RESULTS: 710 patients participated in these 2 studies; 486 received tolterodine and 224 placebo. The treatment groups were well balanced with respect to demographic and baseline characteristics. Similar proportions of patients discontinued the studies (8% tolterodine, 11% placebo) and in each group 3% of patients discontinued due to adverse events. The most common event leading to discontinuation was difficulty in micturition (either symptomatic or defined as postvoid residual urine volume ≥20% of theoretical bladder capacity): 5 tolterodine patients and 1 placebo patient. No occurrences of urinary retention were reported. Three adverse events frequently associated with anticholinergic treatment occurred at low rates: diarrhea (3.3 % tolterodine vs. 0.8 % placebo); constipation (2.1 % vs. 0.8 %); and abnormal behaviour (1.6 % vs. 0.4 %). In addition, 2 common childhood ailments occurred more frequently in the tolterodine PR group compared with the placebo group: rhinitis (1.6 % vs. 0.4 %) and ear infection (1.0 % vs. 0.4 %). Dry mouth, nausea, and fatigue occurred slightly less frequently in the patients taking tolterodine. Serious adverse events occurred in 1% of patients in each group. More than 80% remained in the extension study for 6 months or more, and slightly over 50% completed the 12-month study. The most frequent reasons for discontinuation were lack of efficacy (17%) and improvement in baseline symptoms (12%). Difficulty with micturition occurred in 1.8 %, and there were no episodes of urinary retention.

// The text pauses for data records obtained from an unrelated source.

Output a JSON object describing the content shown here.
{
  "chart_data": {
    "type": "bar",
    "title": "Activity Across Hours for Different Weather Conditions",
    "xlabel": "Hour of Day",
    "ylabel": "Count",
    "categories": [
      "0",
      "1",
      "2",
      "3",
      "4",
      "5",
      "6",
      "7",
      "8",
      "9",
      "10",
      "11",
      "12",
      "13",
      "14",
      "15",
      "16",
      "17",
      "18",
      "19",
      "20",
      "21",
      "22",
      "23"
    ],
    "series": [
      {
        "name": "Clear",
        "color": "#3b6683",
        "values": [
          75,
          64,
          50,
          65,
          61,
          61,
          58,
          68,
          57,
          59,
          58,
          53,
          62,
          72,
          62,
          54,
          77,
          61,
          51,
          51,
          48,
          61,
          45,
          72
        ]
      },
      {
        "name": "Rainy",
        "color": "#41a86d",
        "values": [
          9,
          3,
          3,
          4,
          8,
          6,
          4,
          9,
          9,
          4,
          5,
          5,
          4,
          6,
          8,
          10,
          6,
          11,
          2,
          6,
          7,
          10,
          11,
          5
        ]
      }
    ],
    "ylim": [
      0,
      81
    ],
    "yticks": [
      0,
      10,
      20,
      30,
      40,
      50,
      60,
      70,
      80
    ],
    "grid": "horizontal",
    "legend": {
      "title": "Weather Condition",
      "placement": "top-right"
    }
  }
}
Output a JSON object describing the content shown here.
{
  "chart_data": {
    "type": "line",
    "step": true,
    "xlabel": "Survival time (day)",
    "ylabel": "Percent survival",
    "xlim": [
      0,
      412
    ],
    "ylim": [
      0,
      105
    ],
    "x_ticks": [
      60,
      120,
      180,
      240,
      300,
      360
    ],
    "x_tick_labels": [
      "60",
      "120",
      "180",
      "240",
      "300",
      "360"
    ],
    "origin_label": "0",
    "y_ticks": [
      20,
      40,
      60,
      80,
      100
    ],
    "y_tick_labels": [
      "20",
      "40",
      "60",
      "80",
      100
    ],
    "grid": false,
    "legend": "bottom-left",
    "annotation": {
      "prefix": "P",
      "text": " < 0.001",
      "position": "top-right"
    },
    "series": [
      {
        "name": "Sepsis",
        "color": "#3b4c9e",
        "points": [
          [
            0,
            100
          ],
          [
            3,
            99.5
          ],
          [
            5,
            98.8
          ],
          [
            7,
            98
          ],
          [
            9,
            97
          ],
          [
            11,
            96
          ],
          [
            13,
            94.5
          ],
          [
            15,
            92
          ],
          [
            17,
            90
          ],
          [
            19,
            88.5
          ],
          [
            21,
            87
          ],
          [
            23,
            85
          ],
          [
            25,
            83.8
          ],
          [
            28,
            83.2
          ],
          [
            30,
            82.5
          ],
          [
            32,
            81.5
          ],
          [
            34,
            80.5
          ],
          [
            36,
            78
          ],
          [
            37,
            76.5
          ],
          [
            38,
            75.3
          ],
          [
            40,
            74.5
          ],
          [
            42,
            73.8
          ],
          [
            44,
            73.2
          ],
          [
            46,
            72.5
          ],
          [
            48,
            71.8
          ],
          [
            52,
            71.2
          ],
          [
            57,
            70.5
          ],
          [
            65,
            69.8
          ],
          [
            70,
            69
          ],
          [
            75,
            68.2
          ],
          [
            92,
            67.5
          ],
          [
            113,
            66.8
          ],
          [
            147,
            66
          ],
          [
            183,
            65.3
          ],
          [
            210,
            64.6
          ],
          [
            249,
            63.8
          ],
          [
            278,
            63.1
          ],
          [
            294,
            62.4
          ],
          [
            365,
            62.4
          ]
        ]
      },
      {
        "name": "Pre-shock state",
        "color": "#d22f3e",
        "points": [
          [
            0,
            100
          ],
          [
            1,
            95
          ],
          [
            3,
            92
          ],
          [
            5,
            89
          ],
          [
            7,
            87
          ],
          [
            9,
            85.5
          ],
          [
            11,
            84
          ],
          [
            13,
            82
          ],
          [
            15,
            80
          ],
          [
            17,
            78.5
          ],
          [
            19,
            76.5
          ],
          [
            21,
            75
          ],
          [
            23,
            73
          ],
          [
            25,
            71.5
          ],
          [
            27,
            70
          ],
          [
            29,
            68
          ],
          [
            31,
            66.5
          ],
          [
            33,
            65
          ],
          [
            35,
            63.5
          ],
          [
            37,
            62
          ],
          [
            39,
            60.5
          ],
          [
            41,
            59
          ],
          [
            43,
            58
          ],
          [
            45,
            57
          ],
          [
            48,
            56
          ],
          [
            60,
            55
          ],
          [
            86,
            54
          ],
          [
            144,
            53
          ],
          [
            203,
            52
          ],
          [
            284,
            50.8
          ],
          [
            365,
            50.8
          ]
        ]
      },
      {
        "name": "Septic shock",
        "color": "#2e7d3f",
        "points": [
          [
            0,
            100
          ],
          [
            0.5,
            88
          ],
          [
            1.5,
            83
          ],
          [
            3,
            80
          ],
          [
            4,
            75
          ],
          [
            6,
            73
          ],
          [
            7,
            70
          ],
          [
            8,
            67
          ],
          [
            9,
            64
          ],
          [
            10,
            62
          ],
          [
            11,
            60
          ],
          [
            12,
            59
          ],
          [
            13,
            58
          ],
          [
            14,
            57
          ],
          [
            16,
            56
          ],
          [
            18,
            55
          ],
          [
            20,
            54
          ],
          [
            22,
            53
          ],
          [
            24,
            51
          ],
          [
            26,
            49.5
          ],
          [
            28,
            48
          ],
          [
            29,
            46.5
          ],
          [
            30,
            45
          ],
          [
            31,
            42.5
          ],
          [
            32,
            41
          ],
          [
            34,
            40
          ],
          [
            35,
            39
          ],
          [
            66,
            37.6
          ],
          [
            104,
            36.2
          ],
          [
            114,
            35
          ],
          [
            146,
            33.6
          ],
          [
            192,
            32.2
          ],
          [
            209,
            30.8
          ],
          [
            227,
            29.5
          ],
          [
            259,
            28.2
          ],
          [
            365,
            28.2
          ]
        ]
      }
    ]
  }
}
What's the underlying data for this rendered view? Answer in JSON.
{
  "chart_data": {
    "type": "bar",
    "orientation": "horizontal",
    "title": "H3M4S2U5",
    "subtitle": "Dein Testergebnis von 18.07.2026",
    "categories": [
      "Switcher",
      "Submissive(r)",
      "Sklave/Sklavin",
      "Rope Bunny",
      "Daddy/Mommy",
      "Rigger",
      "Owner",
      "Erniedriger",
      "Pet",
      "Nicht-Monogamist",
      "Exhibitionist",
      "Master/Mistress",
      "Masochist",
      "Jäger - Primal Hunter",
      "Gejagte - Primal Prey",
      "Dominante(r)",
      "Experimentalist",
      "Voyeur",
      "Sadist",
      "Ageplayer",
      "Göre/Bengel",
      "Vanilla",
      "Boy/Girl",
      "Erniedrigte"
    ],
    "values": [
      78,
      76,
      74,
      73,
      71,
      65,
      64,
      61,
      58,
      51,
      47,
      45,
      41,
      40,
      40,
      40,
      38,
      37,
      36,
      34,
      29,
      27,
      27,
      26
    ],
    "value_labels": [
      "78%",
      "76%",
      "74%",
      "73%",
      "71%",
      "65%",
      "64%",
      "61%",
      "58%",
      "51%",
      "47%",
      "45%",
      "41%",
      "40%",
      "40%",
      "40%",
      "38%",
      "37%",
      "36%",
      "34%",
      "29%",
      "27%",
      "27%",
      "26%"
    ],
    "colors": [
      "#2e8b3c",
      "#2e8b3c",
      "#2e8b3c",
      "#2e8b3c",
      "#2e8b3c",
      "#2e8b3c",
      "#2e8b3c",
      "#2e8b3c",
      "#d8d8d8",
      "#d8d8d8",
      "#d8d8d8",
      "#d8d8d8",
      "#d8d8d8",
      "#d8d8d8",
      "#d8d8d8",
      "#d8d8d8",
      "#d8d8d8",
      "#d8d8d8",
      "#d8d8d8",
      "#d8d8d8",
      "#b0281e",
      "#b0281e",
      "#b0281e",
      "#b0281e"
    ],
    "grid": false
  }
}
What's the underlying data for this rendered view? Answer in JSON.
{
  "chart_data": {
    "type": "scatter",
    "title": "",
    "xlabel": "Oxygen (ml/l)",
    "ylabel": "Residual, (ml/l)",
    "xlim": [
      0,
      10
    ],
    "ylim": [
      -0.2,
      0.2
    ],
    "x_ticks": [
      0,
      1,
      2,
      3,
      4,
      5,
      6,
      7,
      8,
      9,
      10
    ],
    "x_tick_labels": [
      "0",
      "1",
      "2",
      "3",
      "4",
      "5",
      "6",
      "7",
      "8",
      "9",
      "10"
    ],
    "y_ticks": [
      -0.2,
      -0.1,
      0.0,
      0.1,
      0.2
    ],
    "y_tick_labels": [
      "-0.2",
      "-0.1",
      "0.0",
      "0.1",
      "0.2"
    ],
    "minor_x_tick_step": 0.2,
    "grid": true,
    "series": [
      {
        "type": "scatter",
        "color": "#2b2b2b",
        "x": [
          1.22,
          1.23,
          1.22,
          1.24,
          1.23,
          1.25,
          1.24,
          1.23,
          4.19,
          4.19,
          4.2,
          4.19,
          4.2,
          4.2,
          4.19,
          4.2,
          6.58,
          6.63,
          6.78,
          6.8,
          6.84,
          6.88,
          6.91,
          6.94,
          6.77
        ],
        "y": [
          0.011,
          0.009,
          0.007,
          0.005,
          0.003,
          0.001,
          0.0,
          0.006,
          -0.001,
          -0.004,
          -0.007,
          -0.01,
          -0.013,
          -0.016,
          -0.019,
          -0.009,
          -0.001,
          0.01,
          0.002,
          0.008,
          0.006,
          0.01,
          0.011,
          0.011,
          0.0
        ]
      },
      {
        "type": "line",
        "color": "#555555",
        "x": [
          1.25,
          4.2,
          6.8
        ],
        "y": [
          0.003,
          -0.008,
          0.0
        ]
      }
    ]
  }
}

CONCLUSIONS: Tolterodine PR was well tolerated in children 5 to 10 years of age. The incidence of adverse events associated with anticholinergic treatment was generally low. Some adverse events (eg, constipation) occurred slightly more frequently in tolterodine patients than placebo patients yet remained low; others (eg, dry mouth) occurred less frequently with tolterodine PR. Prolonged treatment was not associated with any new or unexpected adverse events.